Chapter 3: Awal Bicara

1.8K 268 40
                                    

"Seperti jam dinding yang mencari asal detak, kau adalah sang pemilik rumah berdinding biru di sudut toko buku. Sedang aku, adalah tamu-tamumu yang tak dibukakan pintu."
- imadilettante via kumpulan puisi.





Ten mendapatkan tanda lahir itu sejak ia lahir, atau begitulah yang Ibunya katakan. Dan hampir seumur hidupnya, di samping statusnya sebagai omega, Ten juga merutuki tanda lahir tersebut.

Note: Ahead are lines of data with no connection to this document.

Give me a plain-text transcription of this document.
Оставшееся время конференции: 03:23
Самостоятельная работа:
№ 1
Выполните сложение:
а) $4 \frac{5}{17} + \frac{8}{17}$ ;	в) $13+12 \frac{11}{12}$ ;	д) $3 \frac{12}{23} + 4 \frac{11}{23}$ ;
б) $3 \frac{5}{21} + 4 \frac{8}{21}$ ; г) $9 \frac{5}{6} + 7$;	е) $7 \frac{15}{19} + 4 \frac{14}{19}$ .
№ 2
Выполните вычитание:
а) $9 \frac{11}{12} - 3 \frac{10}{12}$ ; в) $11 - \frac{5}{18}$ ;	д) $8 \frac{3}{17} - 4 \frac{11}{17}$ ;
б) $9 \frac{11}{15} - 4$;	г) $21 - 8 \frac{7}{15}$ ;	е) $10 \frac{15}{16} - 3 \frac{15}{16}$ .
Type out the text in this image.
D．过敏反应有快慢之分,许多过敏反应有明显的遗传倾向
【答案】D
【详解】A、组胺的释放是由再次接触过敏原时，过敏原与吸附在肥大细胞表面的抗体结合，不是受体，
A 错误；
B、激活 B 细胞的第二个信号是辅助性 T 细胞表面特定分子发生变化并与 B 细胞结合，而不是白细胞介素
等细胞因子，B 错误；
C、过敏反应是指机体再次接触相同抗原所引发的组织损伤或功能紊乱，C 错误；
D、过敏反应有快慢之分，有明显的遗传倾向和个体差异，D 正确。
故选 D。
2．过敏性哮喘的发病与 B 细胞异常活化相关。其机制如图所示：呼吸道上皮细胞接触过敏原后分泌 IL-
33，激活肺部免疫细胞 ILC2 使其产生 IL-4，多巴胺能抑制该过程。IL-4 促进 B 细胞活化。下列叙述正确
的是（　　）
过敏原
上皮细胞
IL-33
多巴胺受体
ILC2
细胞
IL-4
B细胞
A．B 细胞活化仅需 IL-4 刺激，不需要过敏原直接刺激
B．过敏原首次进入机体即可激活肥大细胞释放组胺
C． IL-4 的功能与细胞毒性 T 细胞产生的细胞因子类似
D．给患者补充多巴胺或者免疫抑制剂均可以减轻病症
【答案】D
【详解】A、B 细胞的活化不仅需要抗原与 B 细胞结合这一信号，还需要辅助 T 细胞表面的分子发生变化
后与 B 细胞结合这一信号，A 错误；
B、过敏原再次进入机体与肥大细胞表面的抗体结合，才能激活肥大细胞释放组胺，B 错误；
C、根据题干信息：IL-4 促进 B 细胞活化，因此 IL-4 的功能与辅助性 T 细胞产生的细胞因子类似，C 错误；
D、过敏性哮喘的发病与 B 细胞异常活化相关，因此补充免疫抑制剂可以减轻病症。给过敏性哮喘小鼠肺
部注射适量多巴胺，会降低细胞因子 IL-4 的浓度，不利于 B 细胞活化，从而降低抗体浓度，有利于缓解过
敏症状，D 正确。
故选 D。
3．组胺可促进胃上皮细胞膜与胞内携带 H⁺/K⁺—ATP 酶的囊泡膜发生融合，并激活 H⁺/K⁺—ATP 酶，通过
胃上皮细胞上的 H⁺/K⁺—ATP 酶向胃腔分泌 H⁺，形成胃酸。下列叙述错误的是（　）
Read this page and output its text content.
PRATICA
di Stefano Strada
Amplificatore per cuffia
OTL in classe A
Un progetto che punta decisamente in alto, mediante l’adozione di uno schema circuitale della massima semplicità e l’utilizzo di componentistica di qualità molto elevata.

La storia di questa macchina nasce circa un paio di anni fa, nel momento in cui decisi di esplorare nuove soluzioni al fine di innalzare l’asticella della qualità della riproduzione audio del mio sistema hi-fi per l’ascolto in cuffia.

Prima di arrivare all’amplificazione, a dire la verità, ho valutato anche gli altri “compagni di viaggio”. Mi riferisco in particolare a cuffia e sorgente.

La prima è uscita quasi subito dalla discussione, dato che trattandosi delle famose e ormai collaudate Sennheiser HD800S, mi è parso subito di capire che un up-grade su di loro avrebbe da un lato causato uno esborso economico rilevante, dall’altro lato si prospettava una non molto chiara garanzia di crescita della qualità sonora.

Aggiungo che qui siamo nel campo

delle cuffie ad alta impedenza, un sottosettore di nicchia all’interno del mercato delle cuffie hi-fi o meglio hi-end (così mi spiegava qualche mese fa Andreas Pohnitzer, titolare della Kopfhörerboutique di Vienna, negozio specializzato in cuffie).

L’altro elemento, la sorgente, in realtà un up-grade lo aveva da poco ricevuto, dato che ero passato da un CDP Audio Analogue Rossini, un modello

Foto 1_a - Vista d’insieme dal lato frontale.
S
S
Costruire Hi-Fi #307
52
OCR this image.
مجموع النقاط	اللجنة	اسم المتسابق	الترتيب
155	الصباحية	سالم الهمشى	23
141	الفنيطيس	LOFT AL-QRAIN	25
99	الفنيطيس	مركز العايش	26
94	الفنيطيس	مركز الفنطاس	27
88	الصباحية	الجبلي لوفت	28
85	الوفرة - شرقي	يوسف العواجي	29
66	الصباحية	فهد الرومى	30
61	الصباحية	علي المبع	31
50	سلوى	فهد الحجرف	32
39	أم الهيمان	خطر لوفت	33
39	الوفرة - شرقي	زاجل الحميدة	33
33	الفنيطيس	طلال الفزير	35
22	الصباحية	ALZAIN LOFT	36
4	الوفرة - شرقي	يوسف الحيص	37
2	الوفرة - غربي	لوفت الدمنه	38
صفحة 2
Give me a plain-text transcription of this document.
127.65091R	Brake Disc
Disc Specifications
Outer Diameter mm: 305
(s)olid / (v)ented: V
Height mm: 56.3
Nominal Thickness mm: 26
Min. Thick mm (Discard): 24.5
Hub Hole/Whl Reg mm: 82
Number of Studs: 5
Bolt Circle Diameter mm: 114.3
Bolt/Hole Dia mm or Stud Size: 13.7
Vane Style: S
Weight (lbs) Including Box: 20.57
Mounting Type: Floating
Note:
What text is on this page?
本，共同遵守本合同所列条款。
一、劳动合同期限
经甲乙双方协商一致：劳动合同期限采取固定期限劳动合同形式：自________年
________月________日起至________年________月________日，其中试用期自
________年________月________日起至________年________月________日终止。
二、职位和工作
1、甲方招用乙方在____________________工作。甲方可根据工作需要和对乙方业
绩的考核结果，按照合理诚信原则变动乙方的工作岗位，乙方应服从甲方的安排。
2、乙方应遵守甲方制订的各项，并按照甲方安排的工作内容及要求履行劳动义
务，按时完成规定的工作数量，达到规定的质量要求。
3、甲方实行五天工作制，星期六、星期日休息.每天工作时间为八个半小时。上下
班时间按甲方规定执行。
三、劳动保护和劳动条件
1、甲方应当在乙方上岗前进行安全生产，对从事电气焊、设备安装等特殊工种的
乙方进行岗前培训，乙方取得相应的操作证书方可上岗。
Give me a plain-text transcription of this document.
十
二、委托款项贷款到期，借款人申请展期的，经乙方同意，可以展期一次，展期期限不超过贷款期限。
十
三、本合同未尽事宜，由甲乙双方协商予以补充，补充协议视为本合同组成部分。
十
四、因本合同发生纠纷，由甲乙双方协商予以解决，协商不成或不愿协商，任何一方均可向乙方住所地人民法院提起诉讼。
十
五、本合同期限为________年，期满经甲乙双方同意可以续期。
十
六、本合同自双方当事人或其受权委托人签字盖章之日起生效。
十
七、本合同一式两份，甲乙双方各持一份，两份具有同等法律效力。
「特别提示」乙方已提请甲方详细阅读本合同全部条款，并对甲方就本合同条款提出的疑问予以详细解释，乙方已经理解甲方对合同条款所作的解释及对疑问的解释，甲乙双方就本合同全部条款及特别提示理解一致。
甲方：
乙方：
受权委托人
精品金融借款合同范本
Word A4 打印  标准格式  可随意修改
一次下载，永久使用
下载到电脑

Saat ia belum mengetahui bahwa dirinya adalah seorang omega, Ten begitu senang dan bangga akan tanda di pergelangan tangannya, penghubung ia dan belahan jiwanya yang belum ditakdirkan untuk bertemu.

Ten mensyukuri waktu yang menghitung mundur dengan lambat, detik demi detiknya ia nanti dengan penuh antusias. Ia seringkali membayangkan bahwa soulmate-nya adalah seorang gadis yang cantik, kuat, dan penyayang seperti sang Ibu. Dan kelak, mereka akan memiliki sebuah keluarga kecil yang bahagia. Hal itu selalu menjadi kebahagian tersendiri untuk Ten.

Tapi itu dulu.

Setelah ia mengetahui bahwa dirinya seorang omega, yang memiliki status terbawah, kasta terendah, atau apalah itu, Ten benar-benar tidak peduli dan berharap tidak pernah bertemu dengan belahan jiwanya.

Ia tidak mau jika harus tunduk pada alpha maupun beta. Egonya terlalu tinggi untuk itu.

"Huft."

Ten menghebuskan napasnya kasar. Ia tidak mau dan tidak pernah berharap ini akan terjadi. Jika kebanyakan orang berharap agar bisa bertemu dengan soulmate-nya, tidak dengan Ten. Ia benar-benar merutuki hidupnya saat ini.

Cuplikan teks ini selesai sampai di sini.